XXXXXXXXXXXXXXXXXXXXXXXXXXXXXXXXXXX 

Now let's split the problem in half and recurse on each half:

XXXXXXXXXXXXXXXXXXXXXXXXXXXXXXXXXXX          /                 \ XXXXXXXXXXXXXXXXXX   XXXXXXXXXXXXXXXXX 

Suppose we used $O(n)$ time to perform the split and $O(n)$ time to reassemble the returned values from the recursion. Then the running time is described by

$T(n) = 2T(n/2) + O(n).$

This, in fact, is the running time for mergesort, for example. Then by the master theorem, we get $T(n) = O(n\lg n)$.

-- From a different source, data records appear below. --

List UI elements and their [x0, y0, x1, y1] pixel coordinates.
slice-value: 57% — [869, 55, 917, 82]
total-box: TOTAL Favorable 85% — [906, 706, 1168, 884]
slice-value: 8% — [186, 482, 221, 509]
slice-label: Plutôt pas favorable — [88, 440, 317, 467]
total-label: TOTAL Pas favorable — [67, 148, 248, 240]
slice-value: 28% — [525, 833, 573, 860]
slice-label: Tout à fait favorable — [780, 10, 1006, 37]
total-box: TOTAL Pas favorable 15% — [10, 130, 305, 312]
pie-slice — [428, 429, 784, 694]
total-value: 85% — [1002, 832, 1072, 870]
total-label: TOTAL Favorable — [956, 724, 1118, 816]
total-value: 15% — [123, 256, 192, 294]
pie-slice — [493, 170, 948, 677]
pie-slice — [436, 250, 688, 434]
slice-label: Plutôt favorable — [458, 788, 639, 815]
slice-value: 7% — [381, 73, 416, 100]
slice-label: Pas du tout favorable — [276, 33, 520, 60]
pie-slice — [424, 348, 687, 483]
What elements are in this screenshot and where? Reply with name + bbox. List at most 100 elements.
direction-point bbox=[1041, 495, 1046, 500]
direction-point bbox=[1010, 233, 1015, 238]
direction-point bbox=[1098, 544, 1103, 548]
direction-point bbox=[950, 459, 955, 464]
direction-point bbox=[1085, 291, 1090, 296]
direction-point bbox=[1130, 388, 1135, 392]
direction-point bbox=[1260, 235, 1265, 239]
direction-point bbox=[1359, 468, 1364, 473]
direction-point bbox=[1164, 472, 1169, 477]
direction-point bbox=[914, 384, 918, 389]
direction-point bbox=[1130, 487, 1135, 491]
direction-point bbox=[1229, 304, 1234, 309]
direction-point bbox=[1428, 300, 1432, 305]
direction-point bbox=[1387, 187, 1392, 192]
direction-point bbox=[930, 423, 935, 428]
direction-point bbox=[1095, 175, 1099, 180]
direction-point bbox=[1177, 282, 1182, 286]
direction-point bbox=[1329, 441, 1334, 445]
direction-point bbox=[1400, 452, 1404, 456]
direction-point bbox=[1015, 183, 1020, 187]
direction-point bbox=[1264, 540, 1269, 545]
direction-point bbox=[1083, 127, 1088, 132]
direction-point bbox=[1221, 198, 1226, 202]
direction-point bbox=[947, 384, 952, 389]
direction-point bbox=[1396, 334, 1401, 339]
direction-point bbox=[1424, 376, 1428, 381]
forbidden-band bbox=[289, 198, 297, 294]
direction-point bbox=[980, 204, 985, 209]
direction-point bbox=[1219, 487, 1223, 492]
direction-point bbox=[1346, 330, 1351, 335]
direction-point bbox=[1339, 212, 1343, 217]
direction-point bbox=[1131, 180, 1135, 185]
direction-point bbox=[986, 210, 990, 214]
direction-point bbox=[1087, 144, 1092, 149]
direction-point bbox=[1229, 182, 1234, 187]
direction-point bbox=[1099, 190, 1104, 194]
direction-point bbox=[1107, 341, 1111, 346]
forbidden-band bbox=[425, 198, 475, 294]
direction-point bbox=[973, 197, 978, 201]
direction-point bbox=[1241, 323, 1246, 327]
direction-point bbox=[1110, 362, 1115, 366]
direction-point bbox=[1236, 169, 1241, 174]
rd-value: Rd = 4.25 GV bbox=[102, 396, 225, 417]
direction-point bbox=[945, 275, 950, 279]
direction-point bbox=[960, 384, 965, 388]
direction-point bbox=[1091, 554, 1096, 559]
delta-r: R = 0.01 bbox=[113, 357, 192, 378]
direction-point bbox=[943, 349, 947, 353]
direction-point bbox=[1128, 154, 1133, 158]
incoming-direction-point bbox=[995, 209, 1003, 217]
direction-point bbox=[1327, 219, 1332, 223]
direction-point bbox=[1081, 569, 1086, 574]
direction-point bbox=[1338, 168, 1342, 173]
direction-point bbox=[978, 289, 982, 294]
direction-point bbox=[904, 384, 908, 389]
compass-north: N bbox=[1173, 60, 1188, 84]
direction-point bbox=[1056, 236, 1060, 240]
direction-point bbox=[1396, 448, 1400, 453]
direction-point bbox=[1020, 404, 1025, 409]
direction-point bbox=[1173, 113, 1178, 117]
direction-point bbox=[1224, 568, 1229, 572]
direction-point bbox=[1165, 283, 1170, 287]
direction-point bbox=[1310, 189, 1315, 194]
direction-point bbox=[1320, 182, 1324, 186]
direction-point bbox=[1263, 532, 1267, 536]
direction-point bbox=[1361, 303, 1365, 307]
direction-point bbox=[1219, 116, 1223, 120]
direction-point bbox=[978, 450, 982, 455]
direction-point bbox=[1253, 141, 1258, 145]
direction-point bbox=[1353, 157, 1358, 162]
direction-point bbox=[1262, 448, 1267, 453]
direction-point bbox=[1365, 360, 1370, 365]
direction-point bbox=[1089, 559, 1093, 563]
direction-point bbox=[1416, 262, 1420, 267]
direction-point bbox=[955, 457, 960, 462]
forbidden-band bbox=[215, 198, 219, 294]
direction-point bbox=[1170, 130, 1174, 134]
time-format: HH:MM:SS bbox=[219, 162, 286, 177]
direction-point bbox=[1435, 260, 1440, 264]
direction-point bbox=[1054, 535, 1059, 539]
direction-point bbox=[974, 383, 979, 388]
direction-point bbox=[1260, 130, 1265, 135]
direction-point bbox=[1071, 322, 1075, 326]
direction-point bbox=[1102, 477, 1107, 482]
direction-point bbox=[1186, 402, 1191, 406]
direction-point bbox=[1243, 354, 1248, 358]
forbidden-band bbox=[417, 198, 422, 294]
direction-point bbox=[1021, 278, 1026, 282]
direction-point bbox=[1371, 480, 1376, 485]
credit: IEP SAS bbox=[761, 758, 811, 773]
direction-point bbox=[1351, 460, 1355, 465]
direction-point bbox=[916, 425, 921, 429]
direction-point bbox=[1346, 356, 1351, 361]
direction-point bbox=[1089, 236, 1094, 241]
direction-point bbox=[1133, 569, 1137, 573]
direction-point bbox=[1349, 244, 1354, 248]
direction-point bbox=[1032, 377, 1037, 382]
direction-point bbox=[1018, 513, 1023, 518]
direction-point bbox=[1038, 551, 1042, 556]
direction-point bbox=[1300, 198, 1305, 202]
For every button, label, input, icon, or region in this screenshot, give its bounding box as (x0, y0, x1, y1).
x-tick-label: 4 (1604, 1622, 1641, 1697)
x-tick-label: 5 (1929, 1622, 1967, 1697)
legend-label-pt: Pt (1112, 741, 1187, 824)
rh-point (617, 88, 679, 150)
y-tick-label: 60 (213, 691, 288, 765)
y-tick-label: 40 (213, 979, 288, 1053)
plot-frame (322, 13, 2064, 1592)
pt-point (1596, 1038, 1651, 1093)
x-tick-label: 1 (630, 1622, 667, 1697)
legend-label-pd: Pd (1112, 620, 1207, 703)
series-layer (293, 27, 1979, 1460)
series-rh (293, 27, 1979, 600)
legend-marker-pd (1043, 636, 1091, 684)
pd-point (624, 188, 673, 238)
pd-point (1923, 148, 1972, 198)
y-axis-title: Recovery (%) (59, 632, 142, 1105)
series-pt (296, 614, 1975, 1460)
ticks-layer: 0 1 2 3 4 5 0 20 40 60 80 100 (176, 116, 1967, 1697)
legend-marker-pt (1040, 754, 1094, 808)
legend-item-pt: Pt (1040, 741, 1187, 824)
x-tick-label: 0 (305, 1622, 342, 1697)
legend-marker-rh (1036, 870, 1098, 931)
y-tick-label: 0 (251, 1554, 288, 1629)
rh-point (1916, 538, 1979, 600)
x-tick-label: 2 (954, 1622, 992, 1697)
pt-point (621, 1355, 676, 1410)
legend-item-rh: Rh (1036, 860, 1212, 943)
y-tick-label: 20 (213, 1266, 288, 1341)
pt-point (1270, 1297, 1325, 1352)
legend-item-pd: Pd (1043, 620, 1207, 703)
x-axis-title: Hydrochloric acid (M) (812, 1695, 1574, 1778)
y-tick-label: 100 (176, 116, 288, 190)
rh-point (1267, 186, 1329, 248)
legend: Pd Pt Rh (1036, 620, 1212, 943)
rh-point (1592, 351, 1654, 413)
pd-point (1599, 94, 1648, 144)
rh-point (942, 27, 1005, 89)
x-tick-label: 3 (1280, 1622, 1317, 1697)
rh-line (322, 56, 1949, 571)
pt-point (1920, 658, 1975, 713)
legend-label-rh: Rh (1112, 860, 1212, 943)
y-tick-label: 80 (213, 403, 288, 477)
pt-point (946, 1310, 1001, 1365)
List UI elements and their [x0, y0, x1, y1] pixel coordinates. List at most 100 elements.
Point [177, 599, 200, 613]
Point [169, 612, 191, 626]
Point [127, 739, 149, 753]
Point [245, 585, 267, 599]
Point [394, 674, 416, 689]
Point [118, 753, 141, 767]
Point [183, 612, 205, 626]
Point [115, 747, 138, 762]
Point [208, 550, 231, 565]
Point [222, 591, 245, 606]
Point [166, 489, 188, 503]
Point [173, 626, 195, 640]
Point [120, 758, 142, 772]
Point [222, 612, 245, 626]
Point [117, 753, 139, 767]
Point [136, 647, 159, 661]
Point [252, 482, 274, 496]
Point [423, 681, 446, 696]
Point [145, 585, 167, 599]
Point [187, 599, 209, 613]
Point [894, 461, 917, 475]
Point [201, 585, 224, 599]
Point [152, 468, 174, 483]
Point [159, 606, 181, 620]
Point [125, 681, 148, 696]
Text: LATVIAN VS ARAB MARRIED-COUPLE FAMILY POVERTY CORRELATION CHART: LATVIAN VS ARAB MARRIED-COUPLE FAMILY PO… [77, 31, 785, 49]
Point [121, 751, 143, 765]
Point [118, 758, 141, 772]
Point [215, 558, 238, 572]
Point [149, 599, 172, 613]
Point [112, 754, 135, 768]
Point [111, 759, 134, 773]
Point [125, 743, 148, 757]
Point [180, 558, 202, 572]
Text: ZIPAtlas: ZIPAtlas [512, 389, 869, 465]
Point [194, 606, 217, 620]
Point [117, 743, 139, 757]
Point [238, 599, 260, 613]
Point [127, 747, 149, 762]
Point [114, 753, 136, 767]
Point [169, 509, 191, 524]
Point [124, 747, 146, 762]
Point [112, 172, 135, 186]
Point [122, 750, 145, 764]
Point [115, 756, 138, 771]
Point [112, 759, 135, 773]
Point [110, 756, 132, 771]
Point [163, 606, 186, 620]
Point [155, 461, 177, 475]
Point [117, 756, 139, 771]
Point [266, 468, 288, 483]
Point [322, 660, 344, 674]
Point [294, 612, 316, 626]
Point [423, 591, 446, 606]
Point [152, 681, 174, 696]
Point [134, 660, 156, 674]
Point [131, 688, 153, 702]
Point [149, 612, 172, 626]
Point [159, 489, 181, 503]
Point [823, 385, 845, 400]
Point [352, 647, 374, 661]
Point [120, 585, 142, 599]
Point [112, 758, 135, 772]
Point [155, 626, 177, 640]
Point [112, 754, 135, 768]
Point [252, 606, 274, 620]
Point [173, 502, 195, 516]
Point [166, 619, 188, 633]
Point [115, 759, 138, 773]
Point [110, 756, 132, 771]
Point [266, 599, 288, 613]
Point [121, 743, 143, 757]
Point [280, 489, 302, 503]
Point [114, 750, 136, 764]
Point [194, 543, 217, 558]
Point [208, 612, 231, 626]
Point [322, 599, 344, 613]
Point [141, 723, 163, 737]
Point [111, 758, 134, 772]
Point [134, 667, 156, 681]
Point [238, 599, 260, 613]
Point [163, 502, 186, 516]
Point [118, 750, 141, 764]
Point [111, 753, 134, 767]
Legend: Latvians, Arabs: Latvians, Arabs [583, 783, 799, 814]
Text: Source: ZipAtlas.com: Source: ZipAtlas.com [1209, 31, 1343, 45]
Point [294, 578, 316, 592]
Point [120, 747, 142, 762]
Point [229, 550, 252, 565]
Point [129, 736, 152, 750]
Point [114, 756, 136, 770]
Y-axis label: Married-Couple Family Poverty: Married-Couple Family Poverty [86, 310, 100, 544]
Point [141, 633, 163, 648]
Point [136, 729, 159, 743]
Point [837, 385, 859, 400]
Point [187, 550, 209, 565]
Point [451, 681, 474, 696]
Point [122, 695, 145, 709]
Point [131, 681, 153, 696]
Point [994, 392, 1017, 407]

Ok, so your issue is that you think that the recurrence for $T(n)$ is wrong: the problem is half as big (because we cut it in half) but there is only one subproblem because after all it's just the original problem rearranged into halves, right? But this is incorrect. There are two subproblems of size $n/2$ as you see from the picture above. If you think of a single sub-problem the picture would be:

XXXXXXXXXXXXXXXXXXXXXXXXXXXXXXXXXXX          /                  XXXXXXXXXXXXXXXXXX 

where you recurse only on one half. This is, in fact, the running time for binary search, and its running time is $T(n) = T(n/2) + O(1) = O(\lg n).$

In general, if we have $T(n) = aT(n/b) + O(n^d)$ to represent the running time of a divide and conquer algorithm, the $a$ indicates the number of recursive calls made at a given level of recursion. Our $a$ is 2 because we recurse on two sub-problems of size (meaning degree and number of coefficients) $n/2$.